In Book of Ages: The Life and Opinions of Jane Franklin, Jill Lepore tells the story of Ben Franklin’s little sister. “Benny and Jenny” exchanged letters for more than 60 years. Jane also kept a book recording the birth of her 12 children — and the eventual deaths of 11 of them.
Despite her intelligence and ingenuity, Jane’s life was “as grinding as Ben’s was glorious,” writes Lisa Hansel on Core Knowledge blog. Jane had little opportunity to learn because of her sex, writes Hansel. Many believed in women’s “innate and inexorable lack of rational, scholarly, or political abilities.”
Lepore excerpts a 1790 essay by Judith Sargent Murray, which observes that a two-year boy is not “more sage” than a two-year-old girl.
But from that period what partiality! how is the one exalted, and the other depressed, by the contrary modes of education which are adopted! the one is taught to aspire, and the other is early confined and limitted. As their years increase, the sister must be wholly domesticated, while the brother is led by the hand through all the flowery paths of science.
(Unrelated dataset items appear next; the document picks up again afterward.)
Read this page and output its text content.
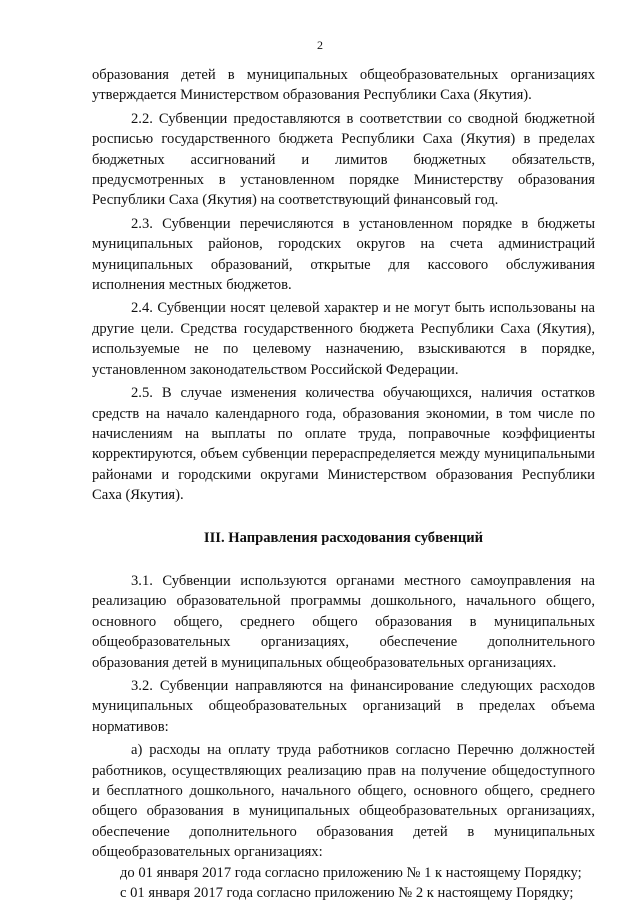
2

образования детей в муниципальных общеобразовательных организациях утверждается Министерством образования Республики Саха (Якутия).

2.2. Субвенции предоставляются в соответствии со сводной бюджетной росписью государственного бюджета Республики Саха (Якутия) в пределах бюджетных ассигнований и лимитов бюджетных обязательств, предусмотренных в установленном порядке Министерству образования Республики Саха (Якутия) на соответствующий финансовый год.

2.3. Субвенции перечисляются в установленном порядке в бюджеты муниципальных районов, городских округов на счета администраций муниципальных образований, открытые для кассового обслуживания исполнения местных бюджетов.

2.4. Субвенции носят целевой характер и не могут быть использованы на другие цели. Средства государственного бюджета Республики Саха (Якутия), используемые не по целевому назначению, взыскиваются в порядке, установленном законодательством Российской Федерации.

2.5. В случае изменения количества обучающихся, наличия остатков средств на начало календарного года, образования экономии, в том числе по начислениям на выплаты по оплате труда, поправочные коэффициенты корректируются, объем субвенции перераспределяется между муниципальными районами и городскими округами Министерством образования Республики Саха (Якутия).

III. Направления расходования субвенций

3.1. Субвенции используются органами местного самоуправления на реализацию образовательной программы дошкольного, начального общего, основного общего, среднего общего образования в муниципальных общеобразовательных организациях, обеспечение дополнительного образования детей в муниципальных общеобразовательных организациях.

3.2. Субвенции направляются на финансирование следующих расходов муниципальных общеобразовательных организаций в пределах объема нормативов:

а) расходы на оплату труда работников согласно Перечню должностей работников, осуществляющих реализацию прав на получение общедоступного и бесплатного дошкольного, начального общего, основного общего, среднего общего образования в муниципальных общеобразовательных организациях, обеспечение дополнительного образования детей в муниципальных общеобразовательных организациях:

до 01 января 2017 года согласно приложению № 1 к настоящему Порядку;

с 01 января 2017 года согласно приложению № 2 к настоящему Порядку;
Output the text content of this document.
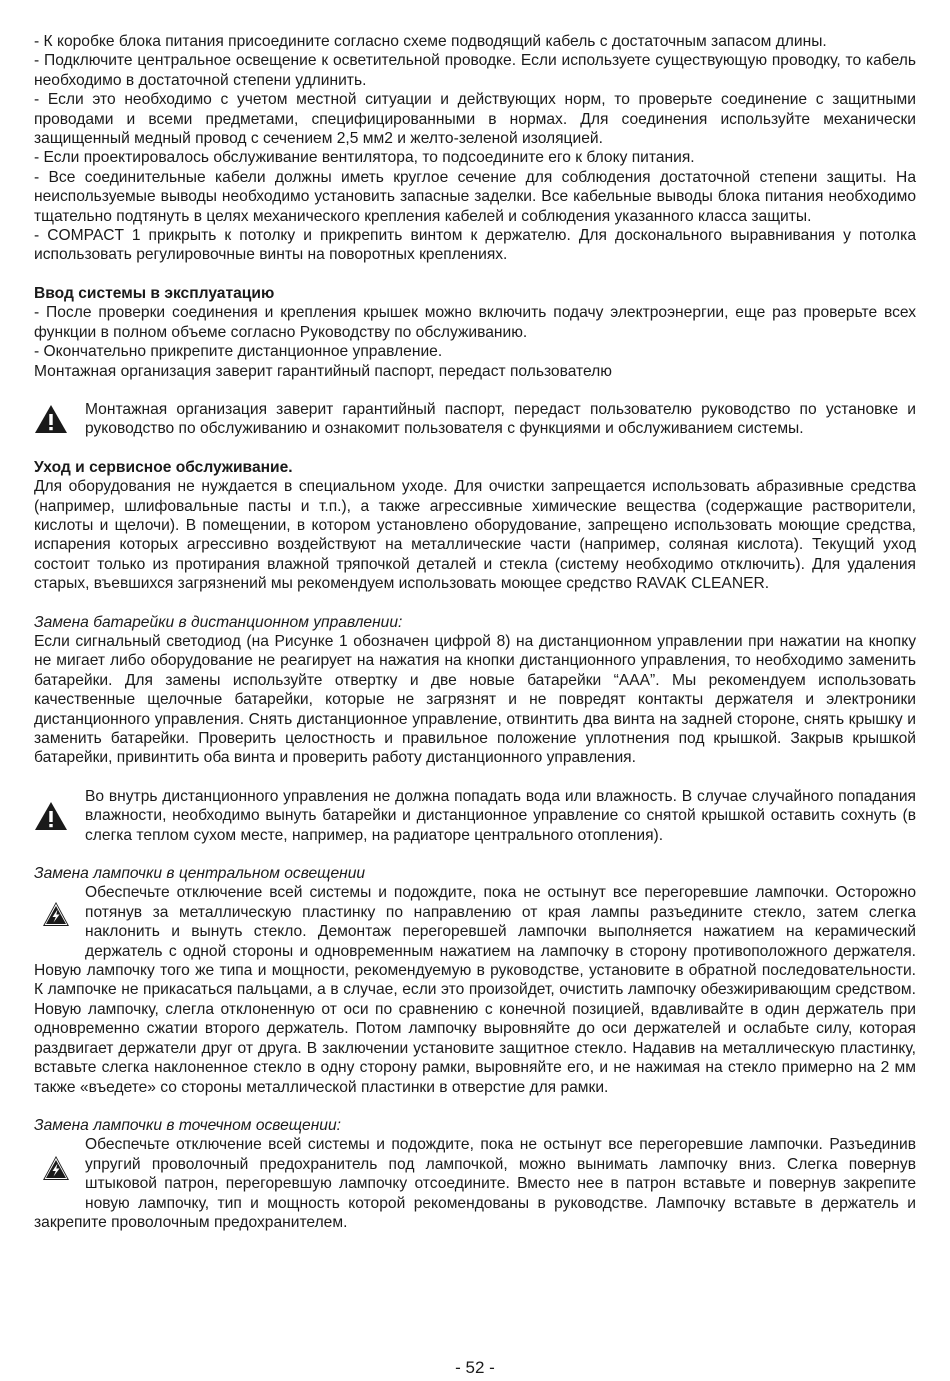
- К коробке блока питания присоедините согласно схеме подводящий кабель с достаточным запасом длины.

- Подключите центральное освещение к осветительной проводке. Если используете существующую проводку, то кабель необходимо в достаточной степени удлинить.

- Если это необходимо с учетом местной ситуации и действующих норм, то проверьте соединение с защитными проводами и всеми предметами, специфицированными в нормах. Для соединения используйте механически защищенный медный провод с сечением 2,5 мм2 и желто-зеленой изоляцией.

- Если проектировалось обслуживание вентилятора, то подсоедините его к блоку питания.

- Все соединительные кабели должны иметь круглое сечение для соблюдения достаточной степени защиты. На неиспользуемые выводы необходимо установить запасные заделки. Все кабельные выводы блока питания необходимо тщательно подтянуть в целях механического крепления кабелей и соблюдения указанного класса защиты.

- COMPACT 1 прикрыть к потолку и прикрепить винтом к держателю. Для досконального выравнивания у потолка использовать регулировочные винты на поворотных креплениях.

Ввод системы в эксплуатацию

- После проверки соединения и крепления крышек можно включить подачу электроэнергии, еще раз проверьте всех функции в полном объеме согласно Руководству по обслуживанию.

- Окончательно прикрепите дистанционное управление.

Монтажная организация заверит гарантийный паспорт, передаст пользователю

Монтажная организация заверит гарантийный паспорт, передаст пользователю руководство по установке и руководство по обслуживанию и ознакомит пользователя с функциями и обслуживанием системы.

Уход и сервисное обслуживание.

Для оборудования не нуждается в специальном уходе. Для очистки запрещается использовать абразивные средства (например, шлифовальные пасты и т.п.), а также агрессивные химические вещества (содержащие растворители, кислоты и щелочи). В помещении, в котором установлено оборудование, запрещено использовать моющие средства, испарения которых агрессивно воздействуют на металлические части (например, соляная кислота). Текущий уход состоит только из протирания влажной тряпочкой деталей и стекла (систему необходимо отключить). Для удаления старых, въевшихся загрязнений мы рекомендуем использовать моющее средство RAVAK CLEANER.

Замена батарейки в дистанционном управлении:

Если сигнальный светодиод (на Рисунке 1 обозначен цифрой 8) на дистанционном управлении при нажатии на кнопку не мигает либо оборудование не реагирует на нажатия на кнопки дистанционного управления, то необходимо заменить батарейки. Для замены используйте отвертку и две новые батарейки “AAA”. Мы рекомендуем использовать качественные щелочные батарейки, которые не загрязнят и не повредят контакты держателя и электроники дистанционного управления. Снять дистанционное управление, отвинтить два винта на задней стороне, снять крышку и заменить батарейки. Проверить целостность и правильное положение уплотнения под крышкой. Закрыв крышкой батарейки, привинтить оба винта и проверить работу дистанционного управления.

Во внутрь дистанционного управления не должна попадать вода или влажность. В случае случайного попадания влажности, необходимо вынуть батарейки и дистанционное управление со снятой крышкой оставить сохнуть (в слегка теплом сухом месте, например, на радиаторе центрального отопления).

Замена лампочки в центральном освещении

Обеспечьте отключение всей системы и подождите, пока не остынут все перегоревшие лампочки. Осторожно потянув за металлическую пластинку по направлению от края лампы разъедините стекло, затем слегка наклонить и вынуть стекло. Демонтаж перегоревшей лампочки выполняется нажатием на керамический держатель с одной стороны и одновременным нажатием на лампочку в сторону противоположного держателя. Новую лампочку того же типа и мощности, рекомендуемую в руководстве, установите в обратной последовательности. К лампочке не прикасаться пальцами, а в случае, если это произойдет, очистить лампочку обезжиривающим средством. Новую лампочку, слегла отклоненную от оси по сравнению с конечной позицией, вдавливайте в один держатель при одновременно сжатии второго держатель. Потом лампочку выровняйте до оси держателей и ослабьте силу, которая раздвигает держатели друг от друга. В заключении установите защитное стекло. Надавив на металлическую пластинку, вставьте слегка наклоненное стекло в одну сторону рамки, выровняйте его, и не нажимая на стекло примерно на 2 мм также «въедете» со стороны металлической пластинки в отверстие для рамки.

Замена лампочки в точечном освещении:

Обеспечьте отключение всей системы и подождите, пока не остынут все перегоревшие лампочки. Разъединив упругий проволочный предохранитель под лампочкой, можно вынимать лампочку вниз. Слегка повернув штыковой патрон, перегоревшую лампочку отсоедините. Вместо нее в патрон вставьте и повернув закрепите новую лампочку, тип и мощность которой рекомендованы в руководстве. Лампочку вставьте в держатель и закрепите проволочным предохранителем.

- 52 -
Grant that their minds are by nature equal, yet who shall wonder at the apparent superiority, if indeed custom becomes second nature; nay if it taketh the place of nature, and that it doth the experience of each day will evince. (Lepore quoting Murray, page 230)
Imagine the lives of a siblings born in 2014, one raised in a low-income family, the other by high-income parents, Hansel writes. “For century upon century, women were undereducated and assumed incapable. I wonder, how many of our least advantaged youth, like Tony, are suffering that same fate today?”